Dann gibt es phasenweise fast nur Nudeln, das einzige Obst sind Äpfel oder lediglich Möhre als regelmäßiges Snack-Gemüse. Ich glaube, Kinder kommen mit ihren Vorlieben und ihrem Wesen auf die Welt und ich kann nur über die Funktion von Essen mit ihnen sprechen. So erkläre ich: Geschmack ist das eine, aber Essen ist auch da, um den Körper gut zu ernähren. Dafür ist genug Trinken wichtig, ein Apfel ist gut, eine Möhre prima und Fleisch, Käse oder eine andere Proteinquelle. Das biete ich an und versuche es zu vermitteln. Auch Kochshows sollen dabei helfen, dass Kinder sich gesünder ernähren.
Das eigene Bauchgefühl
Ich finde es gut, wenn Kinder etwas über Essen lernen und ihnen gesunde Ernährung und ein natürlicher Umgang fern von Belohnungs- oder Langeweile-Essen ans Herz gelegt wird. Wenn sie erfahren, welche Lebensmittel gut für ihren Körper sind und bei welchen sie vorsichtig sein sollten. Auch finde ich es richtig, wenn Kinder lernen, selbst etwas in der Küche zuzubereiten. Natürlich nicht ausschließlich in der Schule, sondern auch gemeinsam mit den Eltern im eigenen zuhause.
: Eltern berichten
Meine Kinder sind alle sehr unterschiedlich in ihren Vorlieben – vom Allesesser bis zum sehr wählerischen Esser ist alles vertreten. Das bringt Schwierigkeiten bei den gemeinsamen Mahlzeiten mit sich. Aber irgendwie einen kleinen Nenner gibt es dann doch bei den meisten Mahlzeiten und wenn es eine Portion Reis oder Nudeln pur sind. Und ja, manchmal nervt mich das.

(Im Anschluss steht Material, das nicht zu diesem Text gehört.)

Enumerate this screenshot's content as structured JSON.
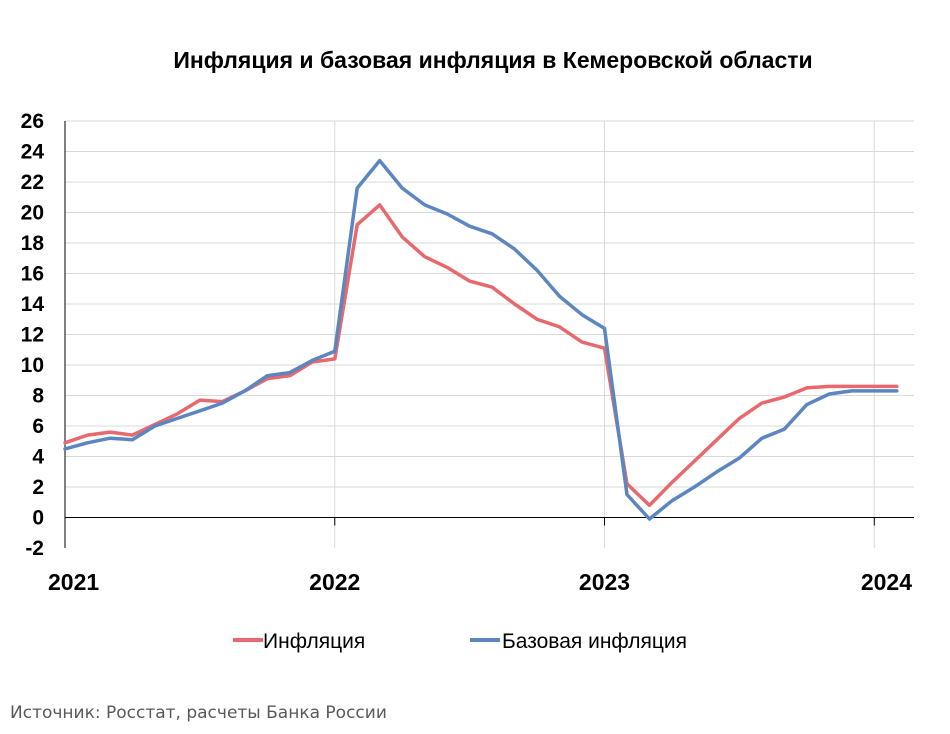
{
  "colors": {
    "inflation": "#e8696d",
    "core_inflation": "#5b86c0",
    "grid": "#d9d9d9",
    "axis": "#000000",
    "source_text": "#595959"
  },
  "legend": {
    "inflation_label": "Инфляция",
    "core_label": "Базовая инфляция"
  },
  "source": "Источник: Росстат, расчеты Банка России",
  "chart_data": {
    "type": "line",
    "title": "Инфляция и базовая инфляция в Кемеровской области",
    "xlabel": "",
    "ylabel": "",
    "ylim": [
      -2,
      26
    ],
    "yticks": [
      -2,
      0,
      2,
      4,
      6,
      8,
      10,
      12,
      14,
      16,
      18,
      20,
      22,
      24,
      26
    ],
    "xticks": [
      "2021",
      "2022",
      "2023",
      "2024"
    ],
    "grid": true,
    "legend_position": "bottom",
    "x": [
      "2021-01",
      "2021-02",
      "2021-03",
      "2021-04",
      "2021-05",
      "2021-06",
      "2021-07",
      "2021-08",
      "2021-09",
      "2021-10",
      "2021-11",
      "2021-12",
      "2022-01",
      "2022-02",
      "2022-03",
      "2022-04",
      "2022-05",
      "2022-06",
      "2022-07",
      "2022-08",
      "2022-09",
      "2022-10",
      "2022-11",
      "2022-12",
      "2023-01",
      "2023-02",
      "2023-03",
      "2023-04",
      "2023-05",
      "2023-06",
      "2023-07",
      "2023-08",
      "2023-09",
      "2023-10",
      "2023-11",
      "2023-12",
      "2024-01",
      "2024-02"
    ],
    "series": [
      {
        "name": "Инфляция",
        "values": [
          4.9,
          5.4,
          5.6,
          5.4,
          6.1,
          6.8,
          7.7,
          7.6,
          8.3,
          9.1,
          9.3,
          10.2,
          10.4,
          19.2,
          20.5,
          18.4,
          17.1,
          16.4,
          15.5,
          15.1,
          14.0,
          13.0,
          12.5,
          11.5,
          11.1,
          2.2,
          0.8,
          2.3,
          3.7,
          5.1,
          6.5,
          7.5,
          7.9,
          8.5,
          8.6,
          8.6,
          8.6,
          8.6
        ]
      },
      {
        "name": "Базовая инфляция",
        "values": [
          4.5,
          4.9,
          5.2,
          5.1,
          6.0,
          6.5,
          7.0,
          7.5,
          8.3,
          9.3,
          9.5,
          10.3,
          10.9,
          21.6,
          23.4,
          21.6,
          20.5,
          19.9,
          19.1,
          18.6,
          17.6,
          16.2,
          14.5,
          13.3,
          12.4,
          1.5,
          -0.1,
          1.1,
          2.0,
          3.0,
          3.9,
          5.2,
          5.8,
          7.4,
          8.1,
          8.3,
          8.3,
          8.3
        ]
      }
    ]
  }
}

Aber was wäre die Alternative: Sie müssen alles essen, weil ich das so vorgebe? Wie kann mein Ziel sein, dass meine Kinder lernen, auf ihr Bauchgefühl zu hören, wenn ich es in diesem Punkt als unwichtig hinstelle? – Mein Bauchgefühl sagt mir, dass mit Zwang nie etwas Gutes entsteht.
Und umso mehr freue ich mich, wenn plötzlich fast alle Kinder den frischen Salat oder die Sauce mitessen. Obst- und Gemüseteller werden sowieso immer in Windeseile leergegessen und auch das ohne Aufforderung meinerseits. Und wie sie später essen – ich bin gespannt und hoffe, mit Ruhe und Freude.